We have constructed, by recombinant DNA techniques, one hybrid protein, colicin A-beta-lactamase (P24), and two modified colicin As, one (P44) lacking a large central domain and the other (PX-345) with a different C-terminal region. The regulation of synthesis, the release into the medium and the properties of these proteins were studied. Only P44 was released into the medium. This suggests that both ends of the colicin A polypeptide chain might be required for colicin release. None of the three proteins was active on sensitive cells in an assay in vivo. However, P44 was able to form voltage-dependent channels in phospholipid planar bilayers. Its lack of activity in vivo is therefore probably caused by the inability to bind to the receptor in the outer membrane. PX-345 is a colicin in which the last 43 amino acids of colicin A have been replaced by 27 amino acids encoded by another reading frame in the same region of the colicin A structural gene; it was totally unable to form pores in planar bilayers at neutral pH but showed a very slight activity at acidic pH. These results confirm that the C-terminal domain of colicin A is involved in pore formation and indicate that at least the 43 C-terminal amino acid residues of this domain play a significant role in pore formation or pore function. Fifteen monoclonal antibodies directed against colicin A have been isolated by using conventional techniques. Five out of the 15 monoclonal antibodies could preferentially recognize wild-type colicin A. In addition, the altered forms of the colicin A polypeptide were used to map the epitopes of ten monoclonal antibodies reacting specifically with colicin A. Some of the antibodies did not bind to colicin A when it was pre-incubated at acidic pH suggesting that colicin A undergoes conformational change at about pH 4. The effects of monoclonal antibodies on activity in vivo of colicin A were investigated. The degree of inhibition observed was related to the location of the epitopes, with monoclonal antibodies reacting with the N terminus giving greater inhibition. The monoclonal antibodies directed against the C-terminal region promoted an apparent activation of colicin activity in vivo.     

Nucleotide sequence of the colicin B activity gene cba: consensus pentapeptide among TonB-dependent colicins and receptors.

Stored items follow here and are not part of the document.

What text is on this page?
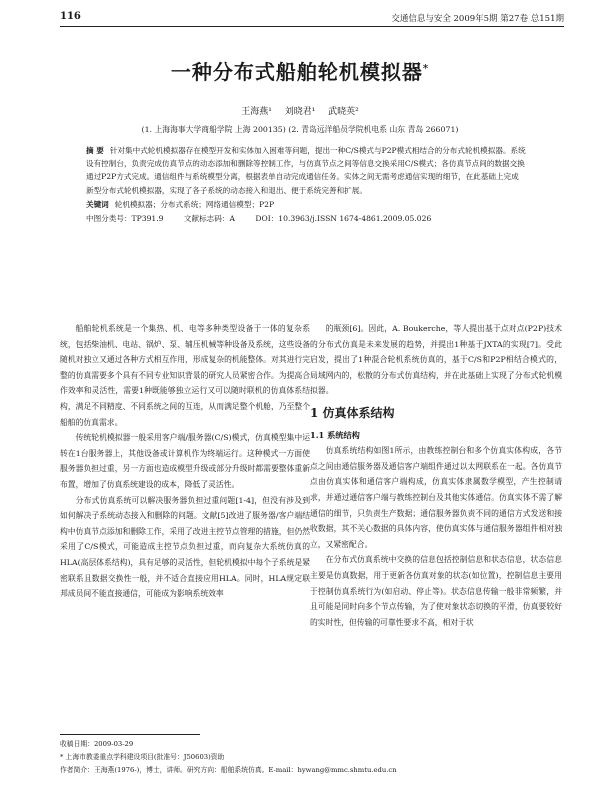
116	交通信息与安全 2009年5期 第27卷 总151期
一种分布式船舶轮机模拟器*
王海燕¹ 刘晓君¹ 武晓英²
(1. 上海海事大学商船学院 上海 200135) (2. 青岛远洋船员学院机电系 山东 青岛 266071)
摘 要 针对集中式轮机模拟器存在模型开发和实体加入困难等问题，提出一种C/S模式与P2P模式相结合的分布式轮机模拟器。系统设有控制台，负责完成仿真节点的动态添加和删除等控制工作，与仿真节点之间等信息交换采用C/S模式；各仿真节点间的数据交换通过P2P方式完成。通信组件与系统模型分离，根据表单自动完成通信任务。实体之间无需考虑通信实现的细节，在此基础上完成新型分布式轮机模拟器，实现了各子系统的动态接入和退出、便于系统完善和扩展。
关键词 轮机模拟器；分布式系统；网络通信模型；P2P
中图分类号：TP391.9	文献标志码：A	DOI：10.3963/j.ISSN 1674-4861.2009.05.026

船舶轮机系统是一个集热、机、电等多种类型设备于一体的复杂系统，包括柴油机、电站、锅炉、泵、辅压机械等种设备及系统，这些设备随机对独立又通过各种方式相互作用，形成复杂的机能整体。对其进行完整的仿真需要多个具有不同专业知识背景的研究人员紧密合作。为提高合作效率和灵活性，需要1种既能够独立运行又可以随时联机的仿真体系结构，满足不同精度、不同系统之间的互连，从而满足整个机舱，乃至整个船舶的仿真需求。

传统轮机模拟器一般采用客户端/服务器(C/S)模式，仿真模型集中运转在1台服务器上，其他设备或计算机作为终端运行。这种模式一方面使服务器负担过重，另一方面也造成模型升级或部分升级时都需要整体重新布置，增加了仿真系统建设的成本，降低了灵活性。

分布式仿真系统可以解决服务器负担过重问题[1-4]，但没有涉及到如何解决子系统动态接入和删除的问题。文献[5]改进了服务器/客户端结构中仿真节点添加和删除工作，采用了改进主控节点管理的措施，但仍然采用了C/S模式，可能造成主控节点负担过重，而向复杂大系统仿真的HLA(高层体系结构)，具有足够的灵活性，但轮机模拟中每个子系统是紧密联系且数据交换性一般，并不适合直接应用HLA。同时，HLA规定联邦成员间不能直接通信，可能成为影响系统效率

的瓶颈[6]。因此，A. Boukerche，等人提出基于点对点(P2P)技术的分布式仿真是未来发展的趋势，并提出1种基于JXTA的实现[7]。受此启发，提出了1种混合轮机系统仿真的，基于C/S和P2P相结合模式的，局域网内的，松散的分布式仿真结构，并在此基础上实现了分布式轮机模拟器。

1 仿真体系结构
1.1 系统结构

仿真系统结构如图1所示，由教练控制台和多个仿真实体构成，各节点之间由通信服务器及通信客户端组件通过以太网联系在一起。各仿真节点由仿真实体和通信客户端构成，仿真实体隶属数学模型，产生控制请求，并通过通信客户端与教练控制台及其他实体通信。仿真实体不需了解通信的细节，只负责生产数据；通信服务器负责不同的通信方式发送和接收数据，其不关心数据的具体内容，使仿真实体与通信服务器组件相对独立，又紧密配合。

在分布式仿真系统中交换的信息包括控制信息和状态信息，状态信息主要是仿真数据，用于更新各仿真对象的状态(如位置)，控制信息主要用于控制仿真系统行为(如启动、停止等)。状态信息传输一般非常频繁，并且可能是同时向多个节点传输，为了使对象状态切换的平滑，仿真要较好的实时性，但传输的可靠性要求不高，相对于状

收稿日期：2009-03-29
* 上海市教委重点学科建设项目(批准号：J50603)资助
作者简介：王海燕(1976-)，博士，讲师。研究方向：船舶系统仿真。E-mail：hywang@mmc.shmtu.edu.cn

Colicin B formed by Escherichia coli kills sensitive bacteria by dissipating the membrane potential through channel formation. The nucleotide sequence of the structural gene (cba) which encodes colicin B and of the upstream region was determined. A polypeptide consisting of 511 amino acids was deduced from the open reading frame. The active colicin had a molecular weight of 54,742. The carboxy-terminal amino acid sequence showed striking homology to the corresponding channel-forming region of colicin A. Of 216 amino acids, 57% were identical and an additional 19% were homologous. In this part 66% of the nucleotides were identical in the colicin A and B genes. This region contained a sequence of 48 hydrophobic amino acids. Sequence homology to the other channel-forming colicins, E1 and I, was less pronounced. A homologous pentapeptide was detected in colicins B, M, and I whose uptake required TonB protein function. The same consensus sequence was found in all outer membrane proteins involved in the TonB-dependent uptake of iron siderophores and of vitamin B12. Upstream of cba a sequence comprising 294 nucleotides was identical to the sequence upstream of the structural gene of colicin E1, with the exception of 43 single-nucleotide replacements, additions, or deletions. Apparently, the region upstream of colicins B and E1 and the channel-forming sequences of colicins A and B have a common origin.